Meloni ha inoltre sottolineato che “sarà importante fare chiarezza” sulle norme sui Paesi sicuri “e che la Corte di giustizia europea scongiuri il rischio di compromettere le politiche di rimpatrio non solo dell’Italia ma di tutti gli stati membri dell’Unione europea”. Dire che “appare fragile” l’argomentazione “della supremazia della normativa europea rispetto a quella italiana in base alla quale si disapplicherebbe la normativa italiana sui paesi sicuri” visto che la Germania “rimpatria in Afghanistan senza che questo dai giudici tedeschi sia considerato in contrasto con la normativa europea”, ha aggiunto. La premier ha anche sottolineato l’importanza di un’azione coordinata tra tutti gli attori istituzionali, sottolineando come i risultati ottenuti anche a livello europeo sulla gestione dei migranti irregolari siano stati possibili “anche per il gioco di squadra che siamo stati capaci di fare a livello tecnico e politico, grazie al vostro contributo perché senza l’indirizzo politico di un governo è condannato a essere lettera morta”.
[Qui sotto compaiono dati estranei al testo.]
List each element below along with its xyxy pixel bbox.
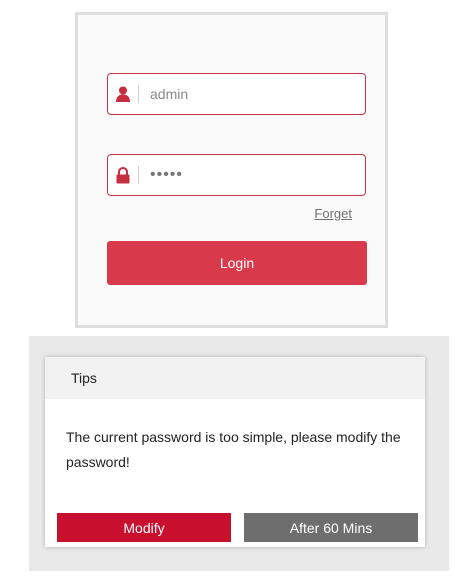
password-value: ••••• <box>150 166 184 183</box>
dialog-header: Tips <box>45 357 425 399</box>
modify-button[interactable]: Modify <box>57 513 231 542</box>
modify-button-label: Modify <box>123 519 165 536</box>
after-60-mins-button[interactable]: After 60 Mins <box>244 513 418 542</box>
after-60-mins-button-label: After 60 Mins <box>289 519 373 536</box>
dialog-message: The current password is too simple, plea… <box>66 429 401 470</box>
user-icon <box>108 86 138 102</box>
username-field[interactable]: admin <box>107 73 366 115</box>
field-separator <box>138 85 139 103</box>
forget-password-link[interactable]: Forget <box>314 206 352 221</box>
login-button-label: Login <box>219 255 255 271</box>
login-button[interactable]: Login <box>107 241 367 285</box>
tips-dialog: Tips The current password is too simple,… <box>45 357 425 547</box>
password-field[interactable]: ••••• <box>107 154 366 196</box>
field-separator <box>138 166 139 184</box>
page: admin ••••• Forget Login Tips The curren… <box>0 0 455 576</box>
username-value: admin <box>150 86 189 102</box>
login-panel: admin ••••• Forget Login <box>75 12 388 328</box>
dialog-title: Tips <box>71 370 97 386</box>
lock-icon <box>108 166 138 184</box>
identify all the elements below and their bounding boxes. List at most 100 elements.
La Corte d’Appello di Roma – Sezione Persona, Famiglia, Minorenni e Protezione Internazionale -, nei mesi scorsi ha sospeso il giudizio di convalida dei trattenimenti dei 43 migranti portati in Albania. La Corte, inoltre, ha rimesso “gli atti alla Corte di Giustizia dell’Unione europea ai sensi degli artt. 267 TFUE, 105 e ss. del Regolamento di procedura e 23 bis dello Statuto della Corte”, si legge nelle 25 pagine di sentenza. I migranti, rimasti nel centro di permanenza per il rimpatrio di Gjader, provenienti da Bangladesh ed Egitto, avevano fatto domanda di asilo.